Endpoint Method Description
/ GET Web dashboard
/stream GET MJPEG video stream
/capture GET Single JPEG snapshot
/motion?enable=0|1 GET Toggle motion detection
/flash?enable=0|1 GET Toggle flash LED
/timelapse?enable=0|1 GET Toggle time-lapse mode
/motioncapture?enable=0|1 GET Toggle motion photo saving
/photos GET List saved photos (JSON)
/photo?name=filename.jpg GET Download specific photo
/status GET Full system status (JSON)

Example status response:

json
{
  "motion": true,
  "flash": false,
  "timelapse": true,
  "motionCapture": true,
  "sdCard": true,
  "photoCount": 147,
  "ip": "192.168.1.100",
  "uptime": 86400,
  "rssi": -62
}

Troubleshooting

Camera won't initialize

  • Check the ribbon cable - It's fragile and often comes loose during shipping
  • Verify PSRAM - The AI-Thinker variant should have it; knockoffs sometimes don't
  • Try lower resolution - Change FRAME_SIZE to FRAMESIZE_SVGA or FRAMESIZE_VGA

WiFi connection fails

  • 2.4GHz only - ESP32 doesn't support 5GHz networks
  • SSID/password - Double-check config.h, no typos
  • Move closer - Start testing near your router

Stream is choppy

  • One viewer at a time - The web server is single-threaded
  • Reduce resolution - VGA (640x480) is the sweet spot
  • Check WiFi signal - /status shows RSSI, aim for better than -70dBm

SD card not detected

  • Format as FAT32 - exFAT won't work
  • Capacity limit - Cards over 32GB may have issues
  • Clean the slot - Dust is the enemy

No push notifications

  • Check your topic - Must match exactly in config.h and ntfy app
  • Internet access - ESP32 needs to reach ntfy.sh
  • Cooldown period - Default 30 seconds between alerts

What's Next?

This camera is just the beginning.
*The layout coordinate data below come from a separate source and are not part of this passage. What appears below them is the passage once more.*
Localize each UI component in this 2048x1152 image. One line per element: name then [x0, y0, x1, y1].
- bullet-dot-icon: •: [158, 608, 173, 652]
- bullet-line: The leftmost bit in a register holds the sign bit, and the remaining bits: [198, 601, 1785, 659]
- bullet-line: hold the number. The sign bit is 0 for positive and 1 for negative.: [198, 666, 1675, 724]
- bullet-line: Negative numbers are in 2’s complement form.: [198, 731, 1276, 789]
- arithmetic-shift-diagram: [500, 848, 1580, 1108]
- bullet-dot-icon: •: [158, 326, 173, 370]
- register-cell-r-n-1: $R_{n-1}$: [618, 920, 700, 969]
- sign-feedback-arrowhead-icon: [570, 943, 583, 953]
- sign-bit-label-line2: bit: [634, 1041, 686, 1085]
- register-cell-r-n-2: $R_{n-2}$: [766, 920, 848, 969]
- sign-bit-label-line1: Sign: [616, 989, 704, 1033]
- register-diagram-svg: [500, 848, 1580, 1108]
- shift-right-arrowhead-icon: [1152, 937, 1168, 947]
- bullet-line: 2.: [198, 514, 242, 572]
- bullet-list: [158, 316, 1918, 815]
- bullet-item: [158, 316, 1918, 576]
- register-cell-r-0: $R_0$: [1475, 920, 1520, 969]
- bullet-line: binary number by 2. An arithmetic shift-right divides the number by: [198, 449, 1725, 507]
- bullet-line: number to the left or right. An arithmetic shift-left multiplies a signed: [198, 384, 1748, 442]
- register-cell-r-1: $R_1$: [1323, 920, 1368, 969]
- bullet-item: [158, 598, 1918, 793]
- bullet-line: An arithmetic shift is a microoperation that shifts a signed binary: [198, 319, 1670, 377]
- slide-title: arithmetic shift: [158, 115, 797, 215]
Here are some directions you could take it:

  • Face detection using TensorFlow Lite on the ESP32
  • MQTT integration for Home Assistant
  • Deep sleep mode for battery-powered operation
  • Pan/tilt mount with servo motors
  • Multi-camera system with a central dashboard

The complete source code is on GitHub. Pull requests welcome!

The Bottom Line

For less than the cost of a fancy coffee, you can build a security camera that:

  • Streams to any device with a browser
  • Notifies you instantly when something moves
  • Records photos locally with no cloud dependency
  • Runs forever on USB power

No subscriptions. No accounts. No cloud. Just a tiny board doing exactly what you tell it to.

That's the beauty of DIY IoT done right.